L’abbé Marelli n’abandonna pas son protégé. De concert avec dom Dadaz, prieur d’Hautecombe, il recourut au Sénat qui ordonna, par arrêt du 30 juin, que, provisoirement, l’office de sacristain et les revenus en dépendant seraient séquestrés ; que dom Dorlier serait invité à se retirer à Hautecombe et que l’abbé commendataire serait exhorté à nommer, par provision, un prêtre séculier à Saint-Innocent pour y remplir les fonctions de sacristain. Cet état transitoire dura deux ans, à l’expiration desquels révérend Michel Chapelle, sacristain provisoire, fut remplacé par le même dom Guichon, renommé par l’abbé Marelli, avec l’agrément du prieur[1].

Ainsi se termina cette lutte prolongée, dont l’auteur du Lutrin eût fait son profit.

En dehors de ces querelles intérieures, l’ancienne abbaye ne donnait presque plus signe de vie. Elle n’avait point été réveillée de sa torpeur morale et n’avait reçu aucune impulsion nouvelle par la publication du bref d’Alexandre VII, dont nous devons parler ici.
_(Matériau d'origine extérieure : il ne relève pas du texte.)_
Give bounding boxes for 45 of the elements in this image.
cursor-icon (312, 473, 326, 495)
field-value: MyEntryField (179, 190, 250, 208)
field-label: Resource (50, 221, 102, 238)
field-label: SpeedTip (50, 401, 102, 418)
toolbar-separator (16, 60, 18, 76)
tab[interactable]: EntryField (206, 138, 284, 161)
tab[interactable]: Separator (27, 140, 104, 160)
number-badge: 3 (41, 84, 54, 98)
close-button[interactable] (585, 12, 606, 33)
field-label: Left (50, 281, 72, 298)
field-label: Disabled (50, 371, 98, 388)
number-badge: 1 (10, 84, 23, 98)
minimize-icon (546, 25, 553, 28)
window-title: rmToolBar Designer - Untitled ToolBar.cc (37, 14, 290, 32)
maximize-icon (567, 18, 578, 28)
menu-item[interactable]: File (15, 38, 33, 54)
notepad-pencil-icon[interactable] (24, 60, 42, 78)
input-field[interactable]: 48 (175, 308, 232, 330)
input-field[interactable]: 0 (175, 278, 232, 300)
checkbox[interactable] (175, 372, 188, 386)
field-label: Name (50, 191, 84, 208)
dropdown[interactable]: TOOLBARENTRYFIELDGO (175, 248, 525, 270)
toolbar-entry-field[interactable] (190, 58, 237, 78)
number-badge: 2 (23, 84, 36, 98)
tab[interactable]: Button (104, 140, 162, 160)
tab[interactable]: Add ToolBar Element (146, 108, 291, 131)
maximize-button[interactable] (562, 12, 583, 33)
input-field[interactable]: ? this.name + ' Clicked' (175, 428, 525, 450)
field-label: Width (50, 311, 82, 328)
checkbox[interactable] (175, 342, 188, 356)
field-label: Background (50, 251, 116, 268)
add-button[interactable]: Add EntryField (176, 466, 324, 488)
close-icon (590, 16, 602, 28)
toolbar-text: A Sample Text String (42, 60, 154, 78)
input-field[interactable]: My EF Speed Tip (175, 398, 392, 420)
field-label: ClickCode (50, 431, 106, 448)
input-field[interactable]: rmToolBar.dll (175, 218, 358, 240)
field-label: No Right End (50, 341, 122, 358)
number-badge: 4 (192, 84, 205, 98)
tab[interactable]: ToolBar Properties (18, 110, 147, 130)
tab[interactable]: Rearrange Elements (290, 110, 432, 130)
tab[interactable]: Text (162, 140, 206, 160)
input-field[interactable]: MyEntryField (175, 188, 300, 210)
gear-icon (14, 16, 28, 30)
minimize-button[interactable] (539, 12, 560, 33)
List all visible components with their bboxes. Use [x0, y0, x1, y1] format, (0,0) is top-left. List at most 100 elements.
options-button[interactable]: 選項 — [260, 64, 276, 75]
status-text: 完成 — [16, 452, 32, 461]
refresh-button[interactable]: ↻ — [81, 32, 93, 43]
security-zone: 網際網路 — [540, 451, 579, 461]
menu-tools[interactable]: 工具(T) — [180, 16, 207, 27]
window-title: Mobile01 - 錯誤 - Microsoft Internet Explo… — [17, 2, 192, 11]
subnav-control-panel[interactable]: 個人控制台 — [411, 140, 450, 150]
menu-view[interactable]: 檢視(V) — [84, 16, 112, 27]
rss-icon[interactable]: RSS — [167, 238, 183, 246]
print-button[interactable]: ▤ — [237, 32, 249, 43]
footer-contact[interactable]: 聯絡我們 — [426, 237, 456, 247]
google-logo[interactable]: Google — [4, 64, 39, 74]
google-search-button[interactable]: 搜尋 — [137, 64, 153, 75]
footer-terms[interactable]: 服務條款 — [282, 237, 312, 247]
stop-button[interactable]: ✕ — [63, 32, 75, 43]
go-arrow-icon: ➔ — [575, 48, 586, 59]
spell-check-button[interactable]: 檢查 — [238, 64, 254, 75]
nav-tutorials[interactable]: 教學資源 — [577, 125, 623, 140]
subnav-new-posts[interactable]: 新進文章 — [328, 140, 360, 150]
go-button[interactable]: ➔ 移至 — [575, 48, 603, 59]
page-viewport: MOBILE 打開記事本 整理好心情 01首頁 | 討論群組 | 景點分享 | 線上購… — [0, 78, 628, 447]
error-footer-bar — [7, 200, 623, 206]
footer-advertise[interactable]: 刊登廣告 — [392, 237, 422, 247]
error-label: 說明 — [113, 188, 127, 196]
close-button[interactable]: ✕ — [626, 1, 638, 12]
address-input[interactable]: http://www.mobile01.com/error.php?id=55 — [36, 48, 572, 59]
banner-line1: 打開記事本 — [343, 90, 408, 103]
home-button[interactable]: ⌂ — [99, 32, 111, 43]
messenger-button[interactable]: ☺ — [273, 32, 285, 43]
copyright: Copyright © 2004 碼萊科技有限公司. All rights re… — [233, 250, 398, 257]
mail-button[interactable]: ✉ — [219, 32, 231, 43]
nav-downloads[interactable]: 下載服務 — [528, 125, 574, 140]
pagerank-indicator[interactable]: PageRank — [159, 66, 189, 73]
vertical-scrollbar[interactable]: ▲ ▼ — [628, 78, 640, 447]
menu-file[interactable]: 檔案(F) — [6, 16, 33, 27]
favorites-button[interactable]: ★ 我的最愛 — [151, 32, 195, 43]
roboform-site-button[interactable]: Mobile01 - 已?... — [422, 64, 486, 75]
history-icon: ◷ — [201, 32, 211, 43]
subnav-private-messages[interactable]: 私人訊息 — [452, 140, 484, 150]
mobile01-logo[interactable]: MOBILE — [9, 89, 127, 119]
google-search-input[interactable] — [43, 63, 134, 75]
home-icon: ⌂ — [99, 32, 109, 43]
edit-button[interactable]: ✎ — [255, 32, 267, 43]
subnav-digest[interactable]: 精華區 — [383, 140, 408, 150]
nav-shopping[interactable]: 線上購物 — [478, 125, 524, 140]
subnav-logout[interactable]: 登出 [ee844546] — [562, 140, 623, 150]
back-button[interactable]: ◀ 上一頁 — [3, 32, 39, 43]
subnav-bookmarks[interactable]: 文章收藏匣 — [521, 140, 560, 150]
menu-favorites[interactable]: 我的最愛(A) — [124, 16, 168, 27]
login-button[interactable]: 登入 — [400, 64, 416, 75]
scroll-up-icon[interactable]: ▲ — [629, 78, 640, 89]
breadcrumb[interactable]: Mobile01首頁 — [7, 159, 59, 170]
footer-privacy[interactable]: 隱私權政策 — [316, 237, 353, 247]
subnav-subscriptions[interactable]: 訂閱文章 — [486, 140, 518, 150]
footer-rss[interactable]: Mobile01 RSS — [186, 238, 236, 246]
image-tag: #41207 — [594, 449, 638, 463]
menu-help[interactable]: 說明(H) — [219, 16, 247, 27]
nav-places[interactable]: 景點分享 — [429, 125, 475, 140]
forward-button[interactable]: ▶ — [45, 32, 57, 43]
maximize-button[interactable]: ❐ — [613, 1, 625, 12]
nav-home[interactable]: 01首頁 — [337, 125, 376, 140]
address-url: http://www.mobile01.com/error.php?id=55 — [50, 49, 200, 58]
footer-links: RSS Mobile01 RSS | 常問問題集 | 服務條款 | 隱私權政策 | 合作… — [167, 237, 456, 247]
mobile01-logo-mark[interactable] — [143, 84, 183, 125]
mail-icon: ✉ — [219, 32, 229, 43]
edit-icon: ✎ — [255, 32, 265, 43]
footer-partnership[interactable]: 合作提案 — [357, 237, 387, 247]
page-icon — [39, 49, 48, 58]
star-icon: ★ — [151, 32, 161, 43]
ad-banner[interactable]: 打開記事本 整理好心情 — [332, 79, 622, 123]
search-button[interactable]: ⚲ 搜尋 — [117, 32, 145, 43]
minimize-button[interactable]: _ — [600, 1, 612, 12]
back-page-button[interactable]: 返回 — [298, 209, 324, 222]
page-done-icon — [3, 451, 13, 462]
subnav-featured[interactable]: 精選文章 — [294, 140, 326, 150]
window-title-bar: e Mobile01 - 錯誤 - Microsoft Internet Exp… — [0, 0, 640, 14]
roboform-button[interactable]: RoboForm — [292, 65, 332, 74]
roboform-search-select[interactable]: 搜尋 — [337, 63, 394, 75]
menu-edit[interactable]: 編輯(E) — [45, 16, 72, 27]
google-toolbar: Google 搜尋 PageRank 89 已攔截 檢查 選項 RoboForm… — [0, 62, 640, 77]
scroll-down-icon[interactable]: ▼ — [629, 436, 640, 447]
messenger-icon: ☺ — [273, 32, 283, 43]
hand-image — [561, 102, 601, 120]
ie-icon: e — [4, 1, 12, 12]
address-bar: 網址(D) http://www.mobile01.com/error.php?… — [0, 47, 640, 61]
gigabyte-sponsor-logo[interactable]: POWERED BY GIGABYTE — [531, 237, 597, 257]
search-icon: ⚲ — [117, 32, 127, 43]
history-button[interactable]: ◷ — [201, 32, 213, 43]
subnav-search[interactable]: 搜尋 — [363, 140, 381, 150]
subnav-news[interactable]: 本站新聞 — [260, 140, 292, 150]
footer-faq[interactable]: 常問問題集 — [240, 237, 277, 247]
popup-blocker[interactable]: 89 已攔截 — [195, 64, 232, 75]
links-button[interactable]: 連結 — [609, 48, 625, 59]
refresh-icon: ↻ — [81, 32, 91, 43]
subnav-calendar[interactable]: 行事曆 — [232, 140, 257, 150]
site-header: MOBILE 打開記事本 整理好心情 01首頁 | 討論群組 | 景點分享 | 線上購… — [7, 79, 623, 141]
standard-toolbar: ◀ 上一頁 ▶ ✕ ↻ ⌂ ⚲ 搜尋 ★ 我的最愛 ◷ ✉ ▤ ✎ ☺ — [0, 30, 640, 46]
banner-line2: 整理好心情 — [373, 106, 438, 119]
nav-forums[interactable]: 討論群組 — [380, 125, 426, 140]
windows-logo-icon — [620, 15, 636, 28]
Cet acte important dans l’histoire de l’ordre cistercien vint consacrer et approuver de nombreuses mitigations à la règle primitive, introduites peu à peu dans la plus grande partie des monastères et dégénérant souvent en un véritable abandon de la vie monastique. De fervents religieux les avaient souvent combattues et s’étaient efforcés, par leur exemple et leur conseil, de faire revivre l’austérité de saint Robert et de saint Bernard ; mais leurs efforts n’avaient abouti qu’à des résultats partiels. Après Jean de La Barrière, qui opéra, en 1574, une régénération merveilleuse dans l’abbaye des Feuillants, en Languedoc, et ramena à la règle primitive un grand nombre de monastères, ce fut Octave Arnolfini, abbé de la Charmoye, promoteur de l'Étroite-Observance, réforme, qui prit de la consistance en 1618, quand Denis de Largentier, abbé de Clairvaux, l’eut embrassée ; puis apparut l’abbé de Rancé, fondateur des Trappistes, dont les constitutions, introduites à Tamié en 1677, se rapprochent plus que toutes les autres de celles observées originairement à Cîteaux[2].

Le retour de la communauté de Clairvaux aux anciennes traditions attira après elle un certain nombre de monastères compris dans sa filiation. Ceux de la Savoie résistèrent ; ils conservèrent, avec la plus grande partie des abbayes de l’Ordre, les habitudes commodes que le temps avait consacrées et qui, rectifiées et réglées par le bref d’Alexandre VII, devinrent la Commune-Observance.

Par ce bref, les statuts de saint Benoît étaient adoucis sur presque tous les points. Au lieu de faire abstinence perpétuelle, les religieux de la Commune-Observance mangeaient de la viande, à l’un de leurs repas, trois jours de la

  1. Reg. eccl., t. V. — Le séquestre dura du 30 juin 1725 au 22 mars 1727.
  2. Ce fut pendant les luttes entre les religieux de l’Étroite-Observance et ceux qui la repoussèrent, que de Rancé, trouvant les règles de cette réforme encore trop éloignées de celles de Saint-Benoit, se mit avec ardeur à la régénération de son abbaye de la Trappe, en 1662, trois ans avant que le chef de l’Église eût sanctionné les deux Observances. (Burnier, Hist. de Tamié. — L’abbé Martin, Les Moines dans le passé et dans l’avenir.)